Zhu He, Bai Jun, Li Na, Li Xiaoxiao, Liu Dianbo, Buckeridge David L, Li Yue
School of Computer Science, McGill University, Montreal, QC, Canada.
Mila-Quebec AI Institute, Montreal, QC, Canada.
NPJ Digit Med. 2025 May 17;8(1):286. doi: 10.1038/s41746-025-01661-8.
Federated learning (FL) enables collaborative analysis of decentralized medical data while preserving patient privacy. However, the covariate shift from demographic and clinical differences can reduce model generalizability. We propose FedWeight, a novel FL framework that mitigates covariate shift by reweighting patient data from the source sites using density estimators, allowing the trained model to better align with the distribution of the target site. To support unsupervised applications, we introduce FedWeight ETM, a federated embedded topic model. We evaluated FedWeight in cross-site FL on the eICU dataset and cross-dataset FL between eICU and MIMIC III. FedWeight consistently outperforms standard FL baselines in predicting ICU mortality, ventilator use, sepsis diagnosis, and length of stay. SHAP-based interpretation and ETM-based topic modeling reveal improved identification of clinically relevant characteristics and disease topics associated with ICU readmission.
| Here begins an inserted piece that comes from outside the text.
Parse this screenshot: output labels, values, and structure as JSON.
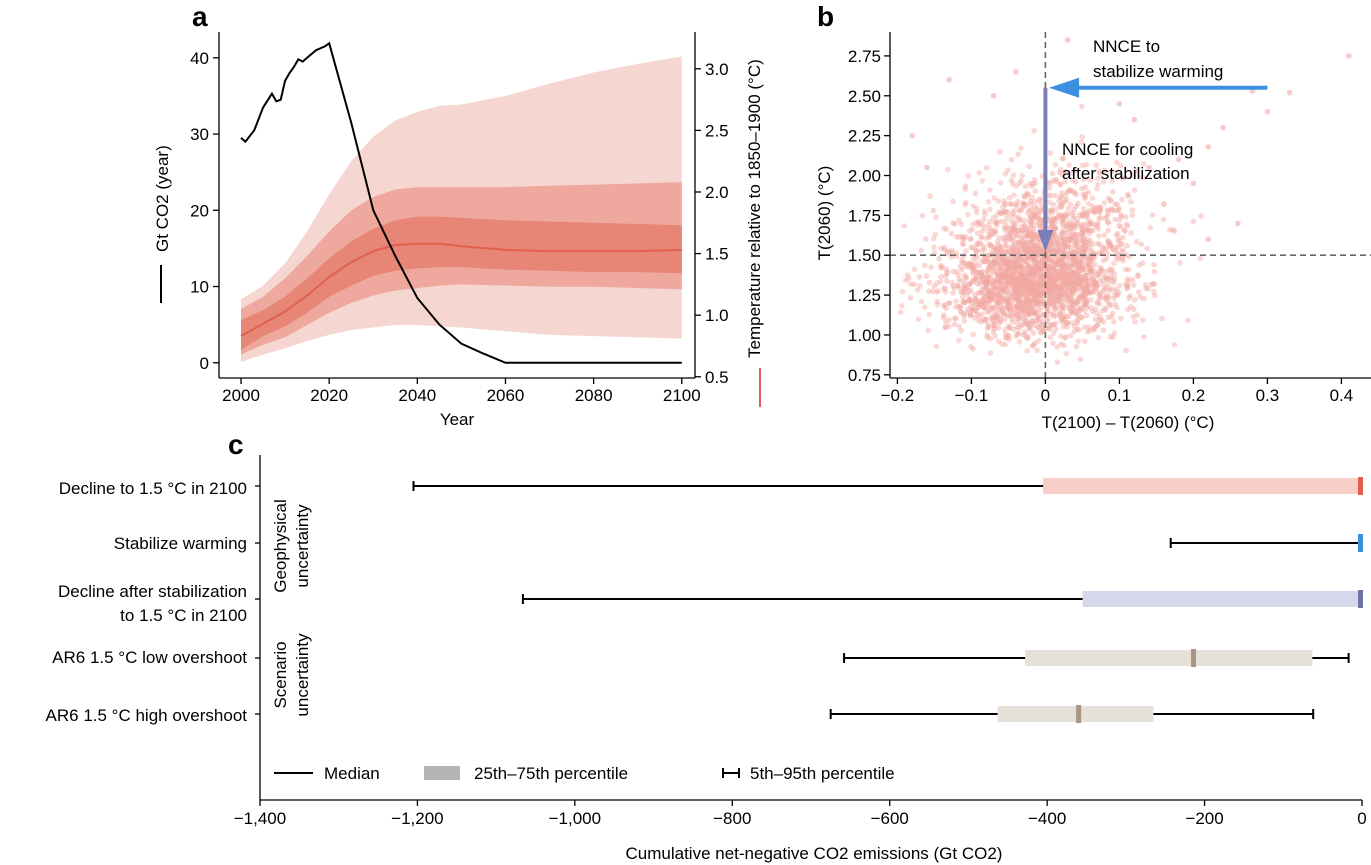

联邦学习(FL)能够在保护患者隐私的同时对分散的医学数据进行协作分析。然而,人口统计学和临床差异导致的协变量偏移会降低模型的泛化能力。我们提出了FedWeight,这是一种新颖的联邦学习框架,它使用密度估计器对来自源站点的患者数据进行重新加权,从而减轻协变量偏移,使训练好的模型能够更好地与目标站点的分布对齐。为了支持无监督应用,我们引入了FedWeight ETM,这是一种联邦嵌入式主题模型。我们在eICU数据集上的跨站点联邦学习以及eICU和MIMIC III之间的跨数据集联邦学习中对FedWeight进行了评估。在预测ICU死亡率、呼吸机使用情况、脓毒症诊断和住院时长方面,FedWeight始终优于标准的联邦学习基线。基于SHAP的解释和基于ETM的主题建模揭示了在识别与ICU再入院相关的临床相关特征和疾病主题方面的改进。